All the numbers have 6 as their largest digit, so the answer is 2536 + 3366 = 5902.

Example 3

Input: nums = [51,71,17,24,42]

Output: 88

Explanation:

Each number's largest digit in order is [5,7,7,4,4].

So we have only two possible pairs, 71 + 17 = 88 and 24 + 42 = 66.

Method 1

【O(n * k) time | O(1) space】

package Leetcode.HashTable;

import java.util.HashMap;
import java.util.Map;

/**
 * @Author zhengxingxing
 * @Date 2025/07/27
 */
public class MaxPairSumInAnArray {

    public static int maxSum(int[] nums) {
        // This map stores, for each possible max digit (0~9), the largest number seen so far with that digit.
        Map<Integer, Integer> maxNumForDigit = new HashMap<>();
        int result  = -1; // Initialize result as -1, which will be returned if no valid pair is found.

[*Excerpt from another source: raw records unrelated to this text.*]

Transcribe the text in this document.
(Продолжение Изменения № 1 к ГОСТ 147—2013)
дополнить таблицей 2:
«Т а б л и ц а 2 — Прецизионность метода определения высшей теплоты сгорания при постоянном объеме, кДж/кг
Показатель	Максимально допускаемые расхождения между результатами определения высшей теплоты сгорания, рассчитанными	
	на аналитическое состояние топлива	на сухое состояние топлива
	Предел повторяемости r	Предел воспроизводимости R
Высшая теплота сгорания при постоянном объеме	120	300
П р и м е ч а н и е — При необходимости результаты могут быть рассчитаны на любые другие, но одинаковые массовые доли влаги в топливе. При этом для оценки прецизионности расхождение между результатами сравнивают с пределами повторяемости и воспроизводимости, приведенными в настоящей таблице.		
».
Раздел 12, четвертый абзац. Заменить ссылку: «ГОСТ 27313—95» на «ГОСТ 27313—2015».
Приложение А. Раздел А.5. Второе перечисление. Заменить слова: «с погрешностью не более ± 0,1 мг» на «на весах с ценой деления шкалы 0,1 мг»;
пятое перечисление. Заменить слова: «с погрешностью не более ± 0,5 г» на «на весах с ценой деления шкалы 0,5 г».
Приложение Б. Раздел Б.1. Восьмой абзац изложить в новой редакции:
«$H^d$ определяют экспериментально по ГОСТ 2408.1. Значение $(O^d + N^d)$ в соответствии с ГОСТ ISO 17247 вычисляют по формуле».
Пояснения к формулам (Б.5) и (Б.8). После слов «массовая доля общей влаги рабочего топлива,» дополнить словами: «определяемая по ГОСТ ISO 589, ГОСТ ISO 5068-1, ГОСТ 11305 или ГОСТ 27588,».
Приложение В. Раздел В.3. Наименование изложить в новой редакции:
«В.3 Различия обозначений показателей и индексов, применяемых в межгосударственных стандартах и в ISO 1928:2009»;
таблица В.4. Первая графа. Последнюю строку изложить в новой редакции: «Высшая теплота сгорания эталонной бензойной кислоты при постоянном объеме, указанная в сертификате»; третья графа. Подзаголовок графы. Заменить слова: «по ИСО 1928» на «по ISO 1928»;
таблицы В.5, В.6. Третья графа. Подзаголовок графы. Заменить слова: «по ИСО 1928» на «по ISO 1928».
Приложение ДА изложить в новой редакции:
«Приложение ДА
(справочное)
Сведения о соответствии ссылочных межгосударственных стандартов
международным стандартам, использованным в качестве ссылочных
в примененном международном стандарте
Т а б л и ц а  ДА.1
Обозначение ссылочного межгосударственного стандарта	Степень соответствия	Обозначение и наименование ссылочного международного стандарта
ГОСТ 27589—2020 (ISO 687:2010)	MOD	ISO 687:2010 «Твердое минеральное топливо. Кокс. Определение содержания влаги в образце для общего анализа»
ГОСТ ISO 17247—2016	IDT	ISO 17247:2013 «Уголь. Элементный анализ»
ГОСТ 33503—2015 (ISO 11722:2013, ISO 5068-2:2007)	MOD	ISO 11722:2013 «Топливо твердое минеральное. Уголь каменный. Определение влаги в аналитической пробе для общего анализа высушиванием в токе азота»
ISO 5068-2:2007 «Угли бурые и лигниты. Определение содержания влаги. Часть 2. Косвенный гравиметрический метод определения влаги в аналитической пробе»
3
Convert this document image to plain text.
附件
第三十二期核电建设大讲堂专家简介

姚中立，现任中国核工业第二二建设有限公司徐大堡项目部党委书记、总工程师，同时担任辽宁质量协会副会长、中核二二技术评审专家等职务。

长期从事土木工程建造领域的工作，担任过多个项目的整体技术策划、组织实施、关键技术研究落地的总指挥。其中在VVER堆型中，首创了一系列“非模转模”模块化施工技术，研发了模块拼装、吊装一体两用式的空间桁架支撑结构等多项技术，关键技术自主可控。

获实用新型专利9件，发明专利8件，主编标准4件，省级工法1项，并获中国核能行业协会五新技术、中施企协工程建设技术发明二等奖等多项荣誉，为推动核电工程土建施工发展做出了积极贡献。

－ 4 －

        for (int num : nums){
            int maxDigit = getMaxDigit(num); // Find the largest digit in the current number.

            // --- Key logic with detailed comments ---
            if (maxNumForDigit.containsKey(maxDigit)){
                // If there is already a number in the map with the same max digit,
                // it means we have found at least one previous number that can form a valid pair with the current number.
                int pairSum = num + maxNumForDigit.get(maxDigit); // Calculate the sum of the current number and the previous max number with the same max digit.
                result = Math.max(result, pairSum); // Update the result if this pairSum is greater than the current result.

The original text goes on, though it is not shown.